Alex Ferro/Riotour

Frentes cristãs anunciam ações após ala de desfile que homenageou Lula

As frentes parlamentares Evangélica e Católica no Congresso cobraram providências e disseram que devem acionar a Procuradoria-Geral da República (PGR) e a Justiça por causa de uma ala do desfile da Acadêmicos de Niterói em homenagem ao presidente da República, Luiz Inácio Lula da Silva (PT). A escola se apresentou no domingo (15), na Marquês de Sapucaí, no Carnaval do Rio.

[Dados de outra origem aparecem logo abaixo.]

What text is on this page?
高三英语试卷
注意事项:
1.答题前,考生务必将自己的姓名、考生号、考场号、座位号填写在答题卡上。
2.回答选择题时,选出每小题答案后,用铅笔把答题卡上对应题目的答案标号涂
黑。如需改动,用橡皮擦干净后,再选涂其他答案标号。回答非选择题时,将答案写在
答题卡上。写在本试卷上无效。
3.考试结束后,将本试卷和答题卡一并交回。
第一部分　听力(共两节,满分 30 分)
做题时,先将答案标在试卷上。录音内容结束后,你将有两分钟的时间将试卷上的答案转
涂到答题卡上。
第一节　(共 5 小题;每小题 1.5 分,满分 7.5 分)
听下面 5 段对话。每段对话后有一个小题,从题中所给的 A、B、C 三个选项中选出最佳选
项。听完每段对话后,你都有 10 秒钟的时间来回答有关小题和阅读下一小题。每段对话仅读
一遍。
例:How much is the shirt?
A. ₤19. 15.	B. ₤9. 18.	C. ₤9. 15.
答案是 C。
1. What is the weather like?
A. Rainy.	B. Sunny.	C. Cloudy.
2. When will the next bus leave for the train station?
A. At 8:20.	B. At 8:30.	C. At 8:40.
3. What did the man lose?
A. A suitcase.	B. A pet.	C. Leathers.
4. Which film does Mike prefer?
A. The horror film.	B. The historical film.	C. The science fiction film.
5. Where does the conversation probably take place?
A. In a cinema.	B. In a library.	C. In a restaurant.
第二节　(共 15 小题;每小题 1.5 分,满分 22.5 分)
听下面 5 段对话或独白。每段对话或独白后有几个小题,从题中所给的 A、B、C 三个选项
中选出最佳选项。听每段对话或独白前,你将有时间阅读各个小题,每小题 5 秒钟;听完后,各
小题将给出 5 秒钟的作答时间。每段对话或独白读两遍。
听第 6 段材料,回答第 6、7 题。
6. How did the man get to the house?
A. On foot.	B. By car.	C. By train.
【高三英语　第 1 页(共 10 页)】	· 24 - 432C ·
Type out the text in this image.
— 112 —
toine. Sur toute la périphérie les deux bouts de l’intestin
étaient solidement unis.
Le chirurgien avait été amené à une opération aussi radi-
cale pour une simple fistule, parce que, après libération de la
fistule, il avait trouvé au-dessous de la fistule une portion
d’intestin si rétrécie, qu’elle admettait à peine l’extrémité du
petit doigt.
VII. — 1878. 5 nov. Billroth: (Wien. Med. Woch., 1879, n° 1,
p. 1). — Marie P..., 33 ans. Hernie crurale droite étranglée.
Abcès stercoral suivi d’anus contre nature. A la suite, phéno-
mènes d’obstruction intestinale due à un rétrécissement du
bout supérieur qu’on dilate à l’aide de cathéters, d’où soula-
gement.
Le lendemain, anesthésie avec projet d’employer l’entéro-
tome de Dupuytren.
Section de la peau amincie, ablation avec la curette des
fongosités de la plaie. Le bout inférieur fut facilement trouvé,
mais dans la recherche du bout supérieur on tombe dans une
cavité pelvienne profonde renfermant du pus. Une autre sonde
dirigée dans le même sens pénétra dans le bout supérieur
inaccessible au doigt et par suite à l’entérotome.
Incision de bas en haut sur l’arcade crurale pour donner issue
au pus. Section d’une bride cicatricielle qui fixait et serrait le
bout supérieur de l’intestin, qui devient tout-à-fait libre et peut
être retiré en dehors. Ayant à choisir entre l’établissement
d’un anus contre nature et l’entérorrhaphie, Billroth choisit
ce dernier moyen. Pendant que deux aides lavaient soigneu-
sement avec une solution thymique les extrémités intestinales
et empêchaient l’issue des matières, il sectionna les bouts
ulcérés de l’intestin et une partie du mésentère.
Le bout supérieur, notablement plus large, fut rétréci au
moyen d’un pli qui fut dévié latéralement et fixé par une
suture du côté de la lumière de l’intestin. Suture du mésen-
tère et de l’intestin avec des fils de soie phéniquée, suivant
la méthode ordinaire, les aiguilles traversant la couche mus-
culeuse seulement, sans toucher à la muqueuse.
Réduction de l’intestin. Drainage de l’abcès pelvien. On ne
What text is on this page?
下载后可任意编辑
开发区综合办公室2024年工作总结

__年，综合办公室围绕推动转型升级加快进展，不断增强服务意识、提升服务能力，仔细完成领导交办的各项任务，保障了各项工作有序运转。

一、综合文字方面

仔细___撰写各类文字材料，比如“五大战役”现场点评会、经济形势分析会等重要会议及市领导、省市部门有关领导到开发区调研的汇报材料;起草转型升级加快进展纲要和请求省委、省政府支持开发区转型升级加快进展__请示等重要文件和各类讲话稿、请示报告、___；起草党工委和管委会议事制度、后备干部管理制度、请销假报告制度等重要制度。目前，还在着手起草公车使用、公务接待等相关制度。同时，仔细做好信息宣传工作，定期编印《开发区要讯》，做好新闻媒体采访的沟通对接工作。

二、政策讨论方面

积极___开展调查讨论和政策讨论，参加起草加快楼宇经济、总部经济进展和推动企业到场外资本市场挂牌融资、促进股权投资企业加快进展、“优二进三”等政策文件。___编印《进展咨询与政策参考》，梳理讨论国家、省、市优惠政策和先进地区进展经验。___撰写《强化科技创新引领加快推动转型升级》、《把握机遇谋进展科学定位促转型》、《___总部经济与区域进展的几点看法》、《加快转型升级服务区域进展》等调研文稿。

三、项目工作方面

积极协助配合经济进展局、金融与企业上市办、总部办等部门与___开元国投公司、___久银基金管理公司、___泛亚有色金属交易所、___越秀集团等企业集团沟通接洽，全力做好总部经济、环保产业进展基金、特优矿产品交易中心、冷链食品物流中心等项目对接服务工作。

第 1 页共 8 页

A reação mira a ala batizada de “neoconservadores em conserva”. O trecho do desfile levou à avenida fantasias com pessoas dentro de latas, em uma sátira a grupos identificados como oposição ao presidente.

O que dizem as frentes

A Frente Parlamentar Evangélica afirmou, em nota, que a escola transformou uma manifestação cultural em ataque à fé cristã e a valores conservadores. O grupo informou ter 210 deputados e 26 senadores e prometeu buscar responsabilização “cível e criminal” dos envolvidos.

A Frente Parlamentar Católica disse ver indícios de que o desfile extrapolou limites legais ao tratar de convicções religiosas. Com 194 deputados, o colegiado pediu apuração e eventual responsabilização, caso se confirmem irregularidades.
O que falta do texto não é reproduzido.